One of the submerged but very important political battles of our era is between those who look at the financial and economic crisis of 2008-09 and see many working people losing their jobs and far more losing their meagre wealth, and those who look at the same phenomena and see non-credit-worthy, incompetent Homers getting their just deserts. We see the divide pretty starkly in a Kevin Drum comment on a Paul Samuelson column. Here’s the key assertion in the latter:
[T]he financial crisis and Great Recession are typically blamed on the miscalculations and greed of financial institutions and their overlords. There is much evidence for this, but it ignores the deeper cause: an intellectual, political and social climate that legitimized lax lending policies in the name of promoting middle-class well-being.

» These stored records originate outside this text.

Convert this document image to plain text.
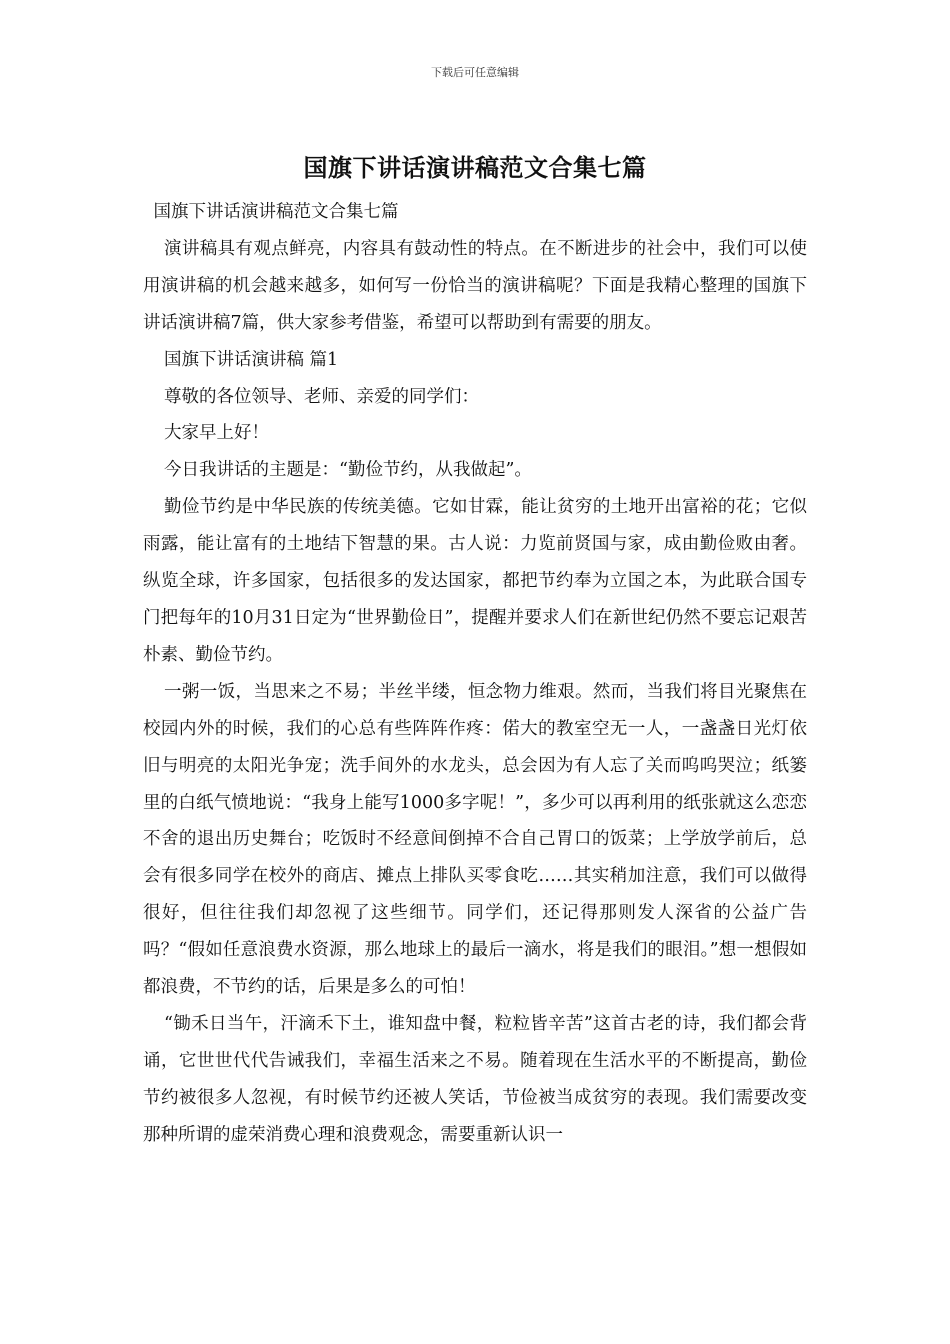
下载后可任意编辑
国旗下讲话演讲稿范文合集七篇

国旗下讲话演讲稿范文合集七篇

演讲稿具有观点鲜亮，内容具有鼓动性的特点。在不断进步的社会中，我们可以使用演讲稿的机会越来越多，如何写一份恰当的演讲稿呢？下面是我精心整理的国旗下讲话演讲稿7篇，供大家参考借鉴，希望可以帮助到有需要的朋友。

国旗下讲话演讲稿 篇1

尊敬的各位领导、老师、亲爱的同学们：

大家早上好！

今日我讲话的主题是：“勤俭节约，从我做起”。

勤俭节约是中华民族的传统美德。它如甘霖，能让贫穷的土地开出富裕的花；它似雨露，能让富有的土地结下智慧的果。古人说：力览前贤国与家，成由勤俭败由奢。纵览全球，许多国家，包括很多的发达国家，都把节约奉为立国之本，为此联合国专门把每年的10月31日定为“世界勤俭日”，提醒并要求人们在新世纪仍然不要忘记艰苦朴素、勤俭节约。

一粥一饭，当思来之不易；半丝半缕，恒念物力维艰。然而，当我们将目光聚焦在校园内外的时候，我们的心总有些阵阵作疼：偌大的教室空无一人，一盏盏日光灯依旧与明亮的太阳光争宠；洗手间外的水龙头，总会因为有人忘了关而呜呜哭泣；纸篓里的白纸气愤地说：“我身上能写1000多字呢！”，多少可以再利用的纸张就这么恋恋不舍的退出历史舞台；吃饭时不经意间倒掉不合自己胃口的饭菜；上学放学前后，总会有很多同学在校外的商店、摊点上排队买零食吃……其实稍加注意，我们可以做得很好，但往往我们却忽视了这些细节。同学们，还记得那则发人深省的公益广告吗？“假如任意浪费水资源，那么地球上的最后一滴水，将是我们的眼泪。”想一想假如都浪费，不节约的话，后果是多么的可怕！

“锄禾日当午，汗滴禾下土，谁知盘中餐，粒粒皆辛苦”这首古老的诗，我们都会背诵，它世世代代告诫我们，幸福生活来之不易。随着现在生活水平的不断提高，勤俭节约被很多人忽视，有时候节约还被人笑话，节俭被当成贫穷的表现。我们需要改变那种所谓的虚荣消费心理和浪费观念，需要重新认识一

In other words, the Wall Street wolves’ only screw-up was excessive generosity to the unwashed, who didn’t deserve to be homeowners. Here’s Kevin’s take:
For more than a decade, income gains have been going almost exclusively to the rich; the housing bust, by contrast, was a calamity mostly for the working and middle classes; and government aid programs have been aimed largely at rescuing the financial sector and (in a pinch) helping the poor. The middle class folks thrown out of work have gotten a few grudging extensions of our meager unemployment insurance and a slight expansion of our meager disability system, but that’s about it.
Next time you hear someone argue our differences of opinion in this country are minor, and that partisan differences are vastly exaggerated, you might want to ask them if they think the people most hurt by the Great Recession are object lessons in virtue defrauded or vice punished. It has unfortunately become a Rorschach Test for the chattering classes.